Después de bien pasados los cincuenta nos enclaustramos en una cabaña en el bosque,
En una ciudad peninsular cualquiera, equidistante de los tiempos, de lo ido y lo temible venidero.
Desde el balcón se ven a la izquierda los árboles del parque, a la derecha, en el trasfondo de la calle y muy a lo lejos, por encima de unos árboles distintos, la montaña vieja, pelada y gris. (Este no es mi paisaje pero de algún modo me he traído conmigo el tono de la tierra, la falta de lluvias y la jubilación de los responsables de la empresa.)
Una cabaña puede estar en una calle poblada y antigua, con tal de que esta maquille su cara, con licencia municipal, nuevas gentes y el podado tan conveniente de los árboles que obstruyen el horizonte.
Así, la calle es una y es otra, hilvanando generaciones e historias que se desconocen, gentes que son de aquí y de allá, de al otro lado de la montaña y el río. El lenguaje es el mismo, los hijos son comunes.

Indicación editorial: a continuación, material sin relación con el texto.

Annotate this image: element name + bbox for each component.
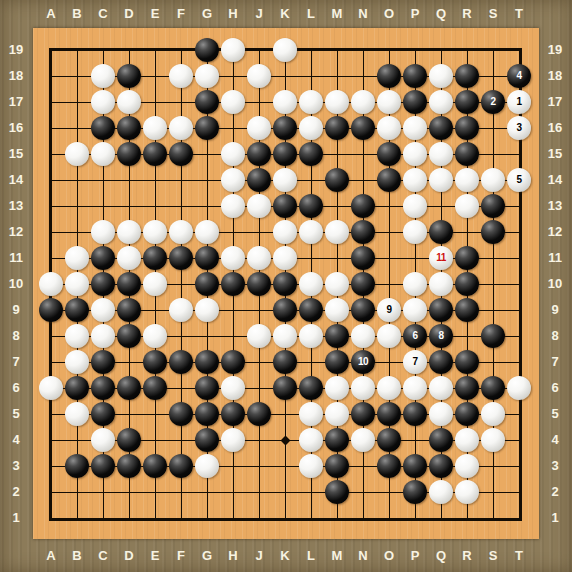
move-number-label: 7	[412, 357, 417, 367]
stone-black[interactable]	[247, 402, 271, 426]
stone-black[interactable]	[91, 272, 115, 296]
coord-letter: C	[90, 544, 116, 568]
stone-white[interactable]: 3	[507, 116, 531, 140]
stone-black[interactable]	[221, 272, 245, 296]
coord-letter: P	[402, 2, 428, 26]
stone-black[interactable]	[377, 168, 401, 192]
stone-black[interactable]	[143, 350, 167, 374]
stone-black[interactable]	[403, 90, 427, 114]
stone-black[interactable]	[455, 376, 479, 400]
stone-white[interactable]	[65, 272, 89, 296]
stone-white[interactable]	[195, 220, 219, 244]
stone-white[interactable]	[325, 272, 349, 296]
stone-white[interactable]	[403, 194, 427, 218]
coord-letter: D	[116, 544, 142, 568]
coord-letter: A	[38, 2, 64, 26]
coord-letter: G	[194, 544, 220, 568]
stone-black[interactable]	[403, 64, 427, 88]
coord-letter: L	[298, 2, 324, 26]
stone-black[interactable]	[377, 402, 401, 426]
stone-white[interactable]	[247, 194, 271, 218]
coord-letter: G	[194, 2, 220, 26]
coord-letter: Q	[428, 2, 454, 26]
stone-black[interactable]	[221, 350, 245, 374]
stone-black[interactable]	[325, 454, 349, 478]
stone-white[interactable]	[247, 116, 271, 140]
coord-number: 1	[541, 505, 569, 531]
stone-white[interactable]: 11	[429, 246, 453, 270]
coord-number: 14	[2, 167, 30, 193]
coord-letter: K	[272, 544, 298, 568]
stone-black[interactable]: 4	[507, 64, 531, 88]
stone-white[interactable]: 7	[403, 350, 427, 374]
coord-number: 15	[2, 141, 30, 167]
stone-white[interactable]	[221, 246, 245, 270]
stone-black[interactable]	[429, 454, 453, 478]
coord-number: 16	[2, 115, 30, 141]
stone-white[interactable]	[221, 142, 245, 166]
stone-white[interactable]	[221, 38, 245, 62]
move-number-label: 3	[516, 123, 521, 133]
stone-white[interactable]	[221, 90, 245, 114]
stone-black[interactable]	[273, 194, 297, 218]
stone-black[interactable]	[481, 376, 505, 400]
coord-number: 8	[2, 323, 30, 349]
move-number-label: 9	[386, 305, 391, 315]
move-number-label: 10	[358, 357, 368, 367]
stone-black[interactable]	[325, 428, 349, 452]
stone-black[interactable]	[325, 116, 349, 140]
stone-white[interactable]	[221, 194, 245, 218]
stone-white[interactable]	[91, 142, 115, 166]
coord-letter: B	[64, 2, 90, 26]
coord-number: 1	[2, 505, 30, 531]
stone-white[interactable]	[143, 220, 167, 244]
stone-white[interactable]	[403, 168, 427, 192]
stone-white[interactable]	[299, 454, 323, 478]
stone-black[interactable]	[65, 376, 89, 400]
coord-number: 9	[2, 297, 30, 323]
stone-white[interactable]	[429, 90, 453, 114]
coord-letter: P	[402, 544, 428, 568]
stone-black[interactable]	[273, 376, 297, 400]
stone-black[interactable]	[39, 298, 63, 322]
coord-number: 17	[541, 89, 569, 115]
coord-letter: N	[350, 2, 376, 26]
stone-white[interactable]	[403, 298, 427, 322]
coord-letter: Q	[428, 544, 454, 568]
stone-black[interactable]	[195, 428, 219, 452]
stone-black[interactable]	[117, 376, 141, 400]
stone-black[interactable]	[429, 298, 453, 322]
stone-black[interactable]	[169, 142, 193, 166]
stone-white[interactable]	[273, 246, 297, 270]
coord-number: 7	[541, 349, 569, 375]
coord-number: 6	[2, 375, 30, 401]
coord-number: 14	[541, 167, 569, 193]
stone-black[interactable]	[143, 454, 167, 478]
stone-black[interactable]	[195, 90, 219, 114]
coord-number: 13	[541, 193, 569, 219]
stone-white[interactable]	[169, 64, 193, 88]
coord-letter: R	[454, 544, 480, 568]
stone-black[interactable]	[169, 402, 193, 426]
stone-white[interactable]	[299, 116, 323, 140]
stone-white[interactable]	[403, 220, 427, 244]
stone-black[interactable]	[299, 142, 323, 166]
stone-white[interactable]	[351, 324, 375, 348]
coord-letter: H	[220, 544, 246, 568]
stone-black[interactable]	[455, 246, 479, 270]
coord-number: 16	[541, 115, 569, 141]
stone-white[interactable]	[455, 454, 479, 478]
coord-number: 19	[541, 37, 569, 63]
stone-white[interactable]	[65, 402, 89, 426]
stone-black[interactable]	[299, 376, 323, 400]
stone-white[interactable]	[325, 402, 349, 426]
coord-number: 3	[2, 453, 30, 479]
stone-black[interactable]	[429, 116, 453, 140]
stone-white[interactable]	[91, 428, 115, 452]
coord-number: 11	[541, 245, 569, 271]
stone-black[interactable]	[429, 220, 453, 244]
stone-black[interactable]	[117, 142, 141, 166]
stone-black[interactable]	[351, 298, 375, 322]
move-number-label: 6	[412, 331, 417, 341]
stone-white[interactable]: 1	[507, 90, 531, 114]
stone-black[interactable]	[195, 402, 219, 426]
stone-black[interactable]	[351, 402, 375, 426]
stone-white[interactable]	[117, 246, 141, 270]
stone-white[interactable]	[273, 38, 297, 62]
stone-white[interactable]	[299, 402, 323, 426]
stone-black[interactable]	[351, 194, 375, 218]
stone-white[interactable]	[247, 246, 271, 270]
stone-white[interactable]	[481, 168, 505, 192]
coord-letter: S	[480, 2, 506, 26]
coord-number: 5	[541, 401, 569, 427]
stone-black[interactable]	[195, 376, 219, 400]
stone-white[interactable]	[143, 116, 167, 140]
stone-white[interactable]	[299, 272, 323, 296]
stone-white[interactable]	[117, 90, 141, 114]
stone-black[interactable]	[273, 298, 297, 322]
stone-white[interactable]	[325, 376, 349, 400]
coord-number: 13	[2, 193, 30, 219]
stone-white[interactable]	[221, 428, 245, 452]
coord-letter: E	[142, 544, 168, 568]
stone-black[interactable]	[247, 272, 271, 296]
stone-black[interactable]	[377, 142, 401, 166]
stone-black[interactable]	[429, 350, 453, 374]
stone-white[interactable]	[403, 116, 427, 140]
move-number-label: 11	[436, 253, 446, 263]
stone-white[interactable]	[39, 376, 63, 400]
stone-white[interactable]	[65, 324, 89, 348]
stone-white[interactable]	[403, 376, 427, 400]
stone-black[interactable]	[481, 194, 505, 218]
stone-white[interactable]	[117, 220, 141, 244]
stone-white[interactable]	[351, 376, 375, 400]
coord-letter: T	[506, 544, 532, 568]
stone-white[interactable]	[429, 142, 453, 166]
stone-black[interactable]	[273, 272, 297, 296]
coord-letter: N	[350, 544, 376, 568]
coord-letter: J	[246, 544, 272, 568]
coord-number: 9	[541, 297, 569, 323]
stone-black[interactable]	[481, 324, 505, 348]
coord-number: 4	[541, 427, 569, 453]
stone-black[interactable]	[169, 350, 193, 374]
stone-white[interactable]	[169, 298, 193, 322]
coord-letter: M	[324, 544, 350, 568]
move-number-label: 4	[516, 71, 521, 81]
coordinates-left: 19181716151413121110987654321	[2, 37, 30, 531]
stone-black[interactable]	[481, 220, 505, 244]
stone-black[interactable]	[455, 350, 479, 374]
stone-black[interactable]	[117, 454, 141, 478]
stone-black[interactable]	[377, 454, 401, 478]
stone-black[interactable]	[221, 402, 245, 426]
stone-black[interactable]	[273, 142, 297, 166]
stone-black[interactable]	[117, 116, 141, 140]
coord-number: 8	[541, 323, 569, 349]
stone-black[interactable]	[195, 272, 219, 296]
stone-black[interactable]	[351, 272, 375, 296]
stone-black[interactable]	[325, 168, 349, 192]
stone-black[interactable]	[195, 350, 219, 374]
stone-black[interactable]	[65, 454, 89, 478]
coord-number: 11	[2, 245, 30, 271]
stone-black[interactable]	[91, 376, 115, 400]
coordinates-top: ABCDEFGHJKLMNOPQRST	[38, 2, 532, 26]
coord-letter: M	[324, 2, 350, 26]
stone-white[interactable]	[325, 298, 349, 322]
coord-letter: A	[38, 544, 64, 568]
stone-white[interactable]	[351, 428, 375, 452]
coordinates-bottom: ABCDEFGHJKLMNOPQRST	[38, 544, 532, 568]
coord-letter: J	[246, 2, 272, 26]
stone-black[interactable]	[299, 194, 323, 218]
coord-number: 19	[2, 37, 30, 63]
stone-black[interactable]	[117, 64, 141, 88]
stone-white[interactable]	[299, 428, 323, 452]
stone-black[interactable]: 2	[481, 90, 505, 114]
stone-white[interactable]	[455, 428, 479, 452]
stone-black[interactable]	[455, 298, 479, 322]
stone-white[interactable]	[91, 220, 115, 244]
stone-white[interactable]	[455, 480, 479, 504]
stone-white[interactable]	[221, 376, 245, 400]
stone-white[interactable]	[351, 90, 375, 114]
stone-black[interactable]	[143, 246, 167, 270]
move-number-label: 2	[490, 97, 495, 107]
coord-number: 10	[541, 271, 569, 297]
stone-white[interactable]	[325, 90, 349, 114]
coord-letter: O	[376, 544, 402, 568]
stone-white[interactable]	[377, 90, 401, 114]
coord-letter: T	[506, 2, 532, 26]
board-frame: ABCDEFGHJKLMNOPQRST ABCDEFGHJKLMNOPQRST …	[0, 0, 572, 572]
stone-white[interactable]	[481, 402, 505, 426]
coord-letter: O	[376, 2, 402, 26]
coord-letter: L	[298, 544, 324, 568]
stone-black[interactable]	[403, 402, 427, 426]
stone-black[interactable]	[273, 350, 297, 374]
coord-number: 12	[2, 219, 30, 245]
stone-white[interactable]	[143, 324, 167, 348]
stone-white[interactable]	[403, 142, 427, 166]
coord-number: 18	[541, 63, 569, 89]
stone-black[interactable]	[91, 402, 115, 426]
stone-white[interactable]	[455, 168, 479, 192]
coord-letter: F	[168, 2, 194, 26]
stone-white[interactable]	[65, 246, 89, 270]
stone-white[interactable]	[299, 324, 323, 348]
stone-white[interactable]	[39, 272, 63, 296]
coord-letter: D	[116, 2, 142, 26]
stone-white[interactable]	[65, 350, 89, 374]
stone-white[interactable]	[195, 64, 219, 88]
stone-white[interactable]	[91, 324, 115, 348]
stone-black[interactable]	[143, 376, 167, 400]
coord-number: 12	[541, 219, 569, 245]
stone-white[interactable]	[195, 454, 219, 478]
coordinates-right: 19181716151413121110987654321	[541, 37, 569, 531]
stone-white[interactable]	[247, 64, 271, 88]
stone-black[interactable]	[455, 90, 479, 114]
coord-letter: F	[168, 544, 194, 568]
coord-letter: E	[142, 2, 168, 26]
stone-black[interactable]	[117, 298, 141, 322]
stone-white[interactable]	[325, 220, 349, 244]
stone-black[interactable]	[403, 480, 427, 504]
stone-white[interactable]: 5	[507, 168, 531, 192]
stone-white[interactable]	[507, 376, 531, 400]
coord-letter: B	[64, 544, 90, 568]
stone-black[interactable]	[117, 324, 141, 348]
stone-black[interactable]	[117, 428, 141, 452]
stone-white[interactable]	[429, 168, 453, 192]
coord-number: 3	[541, 453, 569, 479]
stone-black[interactable]: 10	[351, 350, 375, 374]
stone-black[interactable]	[91, 246, 115, 270]
stone-white[interactable]	[65, 142, 89, 166]
stone-white[interactable]	[143, 272, 167, 296]
stone-white[interactable]	[247, 324, 271, 348]
stone-white[interactable]	[91, 298, 115, 322]
stone-white[interactable]	[273, 168, 297, 192]
stone-white[interactable]	[221, 168, 245, 192]
coord-number: 17	[2, 89, 30, 115]
stone-black[interactable]	[91, 350, 115, 374]
stone-white[interactable]: 9	[377, 298, 401, 322]
coord-number: 18	[2, 63, 30, 89]
stone-white[interactable]	[169, 116, 193, 140]
stone-black[interactable]	[351, 246, 375, 270]
stone-black[interactable]	[273, 116, 297, 140]
stone-black[interactable]	[247, 168, 271, 192]
stone-black[interactable]	[299, 298, 323, 322]
stone-white[interactable]	[481, 428, 505, 452]
stone-black[interactable]	[143, 142, 167, 166]
coord-number: 2	[541, 479, 569, 505]
stone-black[interactable]	[377, 64, 401, 88]
stone-black[interactable]	[403, 454, 427, 478]
stone-black[interactable]	[455, 142, 479, 166]
stone-black[interactable]: 8	[429, 324, 453, 348]
stone-black[interactable]	[455, 272, 479, 296]
stone-black[interactable]	[91, 454, 115, 478]
stone-white[interactable]	[169, 220, 193, 244]
stone-black[interactable]	[65, 298, 89, 322]
stone-white[interactable]	[273, 220, 297, 244]
stone-black[interactable]	[351, 220, 375, 244]
stone-black[interactable]	[325, 480, 349, 504]
stone-black[interactable]	[91, 116, 115, 140]
stone-white[interactable]	[429, 64, 453, 88]
stone-black[interactable]	[247, 142, 271, 166]
stone-black[interactable]	[455, 116, 479, 140]
stone-black[interactable]	[455, 402, 479, 426]
go-board[interactable]: 4213511968107	[33, 28, 539, 539]
coord-letter: H	[220, 2, 246, 26]
stone-white[interactable]	[429, 272, 453, 296]
stone-black[interactable]	[455, 64, 479, 88]
stone-white[interactable]	[429, 402, 453, 426]
stone-white[interactable]	[299, 220, 323, 244]
stone-black[interactable]	[325, 350, 349, 374]
stone-black[interactable]	[195, 246, 219, 270]
stone-white[interactable]	[91, 64, 115, 88]
stone-white[interactable]	[273, 90, 297, 114]
stone-white[interactable]	[377, 376, 401, 400]
stone-white[interactable]	[455, 194, 479, 218]
coord-number: 7	[2, 349, 30, 375]
coord-letter: K	[272, 2, 298, 26]
stone-white[interactable]	[91, 90, 115, 114]
stone-white[interactable]	[299, 90, 323, 114]
coord-letter: S	[480, 544, 506, 568]
stone-black[interactable]	[195, 116, 219, 140]
stone-black[interactable]	[325, 324, 349, 348]
stone-black[interactable]	[429, 428, 453, 452]
stone-black[interactable]	[377, 428, 401, 452]
move-number-label: 5	[516, 175, 521, 185]
stone-white[interactable]	[429, 480, 453, 504]
coord-letter: C	[90, 2, 116, 26]
coord-number: 6	[541, 375, 569, 401]
stone-black[interactable]	[169, 246, 193, 270]
stone-white[interactable]	[377, 324, 401, 348]
stone-white[interactable]	[195, 298, 219, 322]
stone-white[interactable]	[429, 376, 453, 400]
stone-white[interactable]	[377, 116, 401, 140]
coord-number: 10	[2, 271, 30, 297]
move-number-label: 1	[516, 97, 521, 107]
stone-black[interactable]	[351, 116, 375, 140]
move-number-label: 8	[438, 331, 443, 341]
coord-letter: R	[454, 2, 480, 26]
stone-black[interactable]	[169, 454, 193, 478]
stone-black[interactable]	[117, 272, 141, 296]
coord-number: 2	[2, 479, 30, 505]
stone-black[interactable]: 6	[403, 324, 427, 348]
stone-white[interactable]	[273, 324, 297, 348]
stone-white[interactable]	[403, 272, 427, 296]
stone-black[interactable]	[195, 38, 219, 62]
coord-number: 5	[2, 401, 30, 427]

No me gusta el nombre de esa calle, no es congruente con el blanco de las casas ni con la luz deseable de todos los años. Desazona el nombre para quien quiere habitar en un bosque, como esos de Nueva Inglaterra, tan cerca de los campus y de las, impropiamente dichas dado el lugar, tiendas de ultramarinos.
(Si yo quisiera repúblicas, moderadas y pacíficas, cambiaría la denominacion de la vía, por una más laica como la de la esperanza, aunque sé que esto es olvidar que es la caridad aquello que se da entre hermanos, si de veras lo son. De la misma lengua, hijos de una tierra compartida.)
Bien pasados los cincuenta, como así acaece en esta configuración del azar sobrevenida que somos, la cabaña imaginada tiene las paredes llenas de libros y ninguna ambición enturbia la atmósfera. Si acaso, la fantasía produce la imagen de una chimenea y un gato haragán en el piso de abajo.
Pero nunca olvidamos al niño que juega en la playa, de quien es el reino.